Kamila thrust her sword into place and heard the satisfying ring of the bullet ricocheting, followed by a grunt of pain from within the cloud. Kamila laughed and stepped into the cloud.
“We will never be normal again,” Zoe said, at the center of the cloud.
“Shut up!” Kamila shouted, swinging her blade wildly. She felt metal scrape against metal, felt the parting of the air and twisted to the side so that the bayonet would not impale her.
“You’re just a slave who kills,” Zoe said. Kamila’s hands tightened around the hilt of Wallshaker as she thought of herself holding Zoe by the top of her head, smashing her into the wall of Etyslund’s library, again and again and –
The gunsmoke cleared and Kamila saw Zoe’s face clearly – wild eyes, hair plastered to her head by sweat. There was blood and dust in that hair, little bits of stone falling down around her. She thrust with the bayonet and Kamila stepped to the side, reached out, grabbed the gun by its barrel.

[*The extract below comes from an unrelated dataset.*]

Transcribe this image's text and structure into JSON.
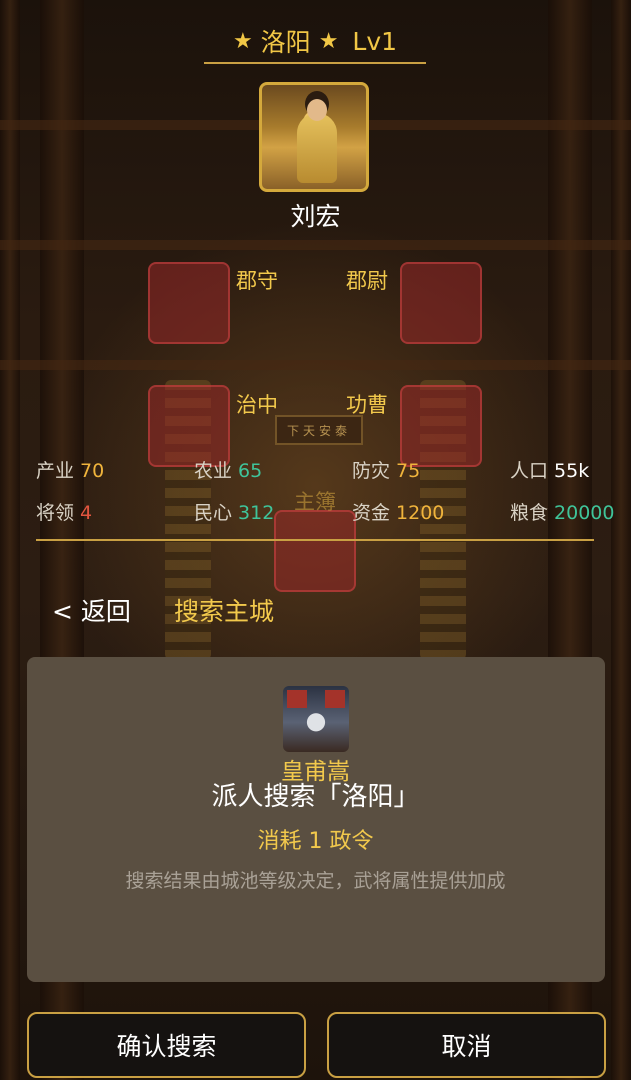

Zoe fired one last time, uselessly, before Kamila tore the gun from her grip and tossed it aside. Then she stepped toward Zoe. The Invictan soldier drew her knife, preparing still to attack Kamila. But Kamila paid the knife little mind, stepped forward, and ran her sword through Zoe’s heart.
Zoe laughed, and Kamila felt hot blood on her face. “You’re a good soldier, aren’t you?” She gasped, her breath coming shallow and quick, but her words were clear. Every syllable stung Kamila like a lash against her back. “You do what’s needed…”
Zoe slumped forward against Kamila, and she started to move, to take a step away. But she couldn’t move. It felt as though she was stuck on something. Kamila glanced down in confusion.
She didn’t feel the pain until she saw the bloody sword sprouting from her own chest.
Kamila couldn’t suppress the scream – but she turned to look behind her. Her own face leered down at her, blurred by pain, holding the hilt of Wallshaker and with triumph in her eyes.